Puppet Labs, EMC Team Up on Infrastructure Management Tool
The open source Razor can be used by system admins to tackle infrastructure management and hardware provisioning in the cloud.
May 23, 2012
Today at EMC World, Puppet Labs announced Razor, a new open source infrastructure management tool developed with EMC. Razor provides comprehensive automation to system administrators for the distributed enterprise and private cloud provisioning.
According to Scott Johnston, VP of marketing at Puppet Labs, Razor (which is freely available and open sourced under the Apache 2.0 license) is the first hardware provisioning tool with the responsiveness and productivity of the cloud. "Puppet can now automate every phase of the IT infrastructure life cycle, from bare metal to deployed cloud applications," says Johnston.
Servers shipped in bulk from manufacturers (Dell, HP, IBM, etc.) typically don't have installed operating systems--they're just chunks of metal holding CPUs, disk and memory (that is, "bare metal"), explains Johnston. Razor provisions the correct operating system software onto the bare metal server as the first step in building up a server to host an application--for example, a Web server or a database.
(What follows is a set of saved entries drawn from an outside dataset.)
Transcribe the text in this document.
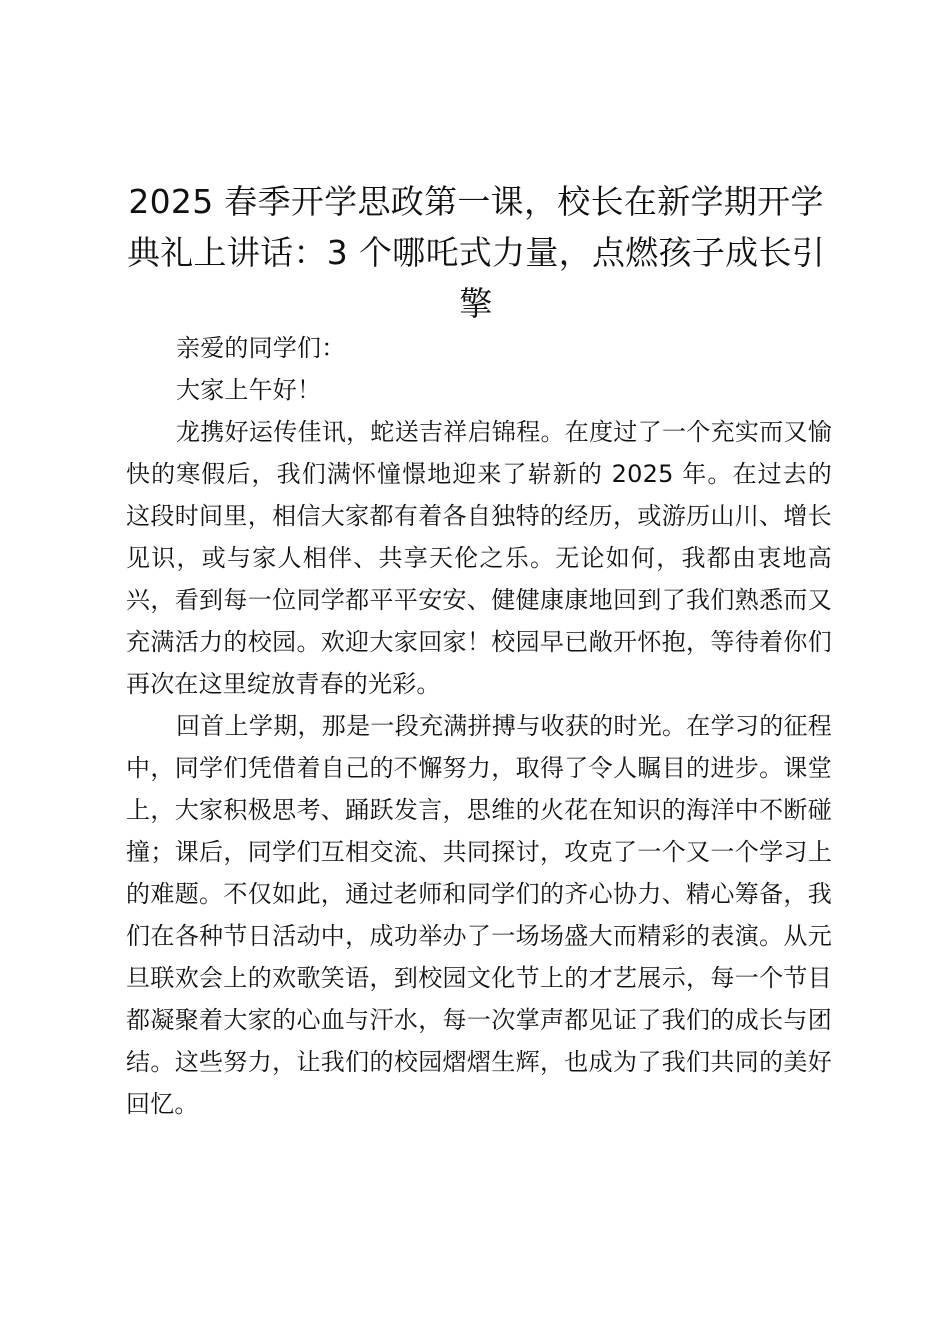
2025 春季开学思政第一课，校长在新学期开学典礼上讲话：3 个哪吒式力量，点燃孩子成长引擎

亲爱的同学们：

大家上午好！

龙携好运传佳讯，蛇送吉祥启锦程。在度过了一个充实而又愉快的寒假后，我们满怀憧憬地迎来了崭新的 2025 年。在过去的这段时间里，相信大家都有着各自独特的经历，或游历山川、增长见识，或与家人相伴、共享天伦之乐。无论如何，我都由衷地高兴，看到每一位同学都平平安安、健健康康地回到了我们熟悉而又充满活力的校园。欢迎大家回家！校园早已敞开怀抱，等待着你们再次在这里绽放青春的光彩。

回首上学期，那是一段充满拼搏与收获的时光。在学习的征程中，同学们凭借着自己的不懈努力，取得了令人瞩目的进步。课堂上，大家积极思考、踊跃发言，思维的火花在知识的海洋中不断碰撞；课后，同学们互相交流、共同探讨，攻克了一个又一个学习上的难题。不仅如此，通过老师和同学们的齐心协力、精心筹备，我们在各种节日活动中，成功举办了一场场盛大而精彩的表演。从元旦联欢会上的欢歌笑语，到校园文化节上的才艺展示，每一个节目都凝聚着大家的心血与汗水，每一次掌声都见证了我们的成长与团结。这些努力，让我们的校园熠熠生辉，也成为了我们共同的美好回忆。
This type of tool is generally used by the system administrators responsible for building a server.
"Puppet Enterprise starts at the operating-system layer and configures and manages this layer and the application layers above this one. Razor sits below PE, provisions the operating system on top of the bare metal, automatically installs PE onto the operating system, and then hands off to PE, which allows it to continue building the server," adds Johnston.
Razor provides autodiscovered, real-time inventory data for every hardware node, eliminating inefficient, error-prone manual processes. As a result, system administrators get full insight into the latest, up-to-date status of their hardware inventory. Razor automatically selects the correct operating system image based on the autodiscovered, real-time inventory data, removing the need for manual intervention whenever there's a change in hardware configuration, explains Johnston.
Different server hardware configurations are optimized for different applications. For example, for database servers, system administrators usually want a hardware server with lots of hard-drive space; for Web servers, they want a hardware server with a fast CPU. Previously, to match the operating system for database servers to the hardware server configured for database servers, system administrators were required to manually perform this function and then maintain some sort of record of this "match" in a spreadsheet.
"With Razor, the system administrator establishes rules--for example, 'only match database operating system software with server hardware that has lots of hard drive space,' and/or 'only match web servers with server hardware that has fast CPUs,'" Johnston says. "Then, when the hardware server starts up, Razor automatically discovers the inventory of the hardware server ('looks like this hardware server has lots of hard drive space') and, based on the rules, automatically matches that hardware server with the appropriate operating system. No more manual matching, and no more manual inventory and tracking. And, if the hardware changes--that is, upgrades the CPU or removes some hard drives--Razor uses the rules to determine automatically and dynamically whether it should select a different operating system the next time the server starts up."
Other available cloud-friendly infrastructure management tools complementary to Puppet Labs include Zenoss, RightScale and Nodeable.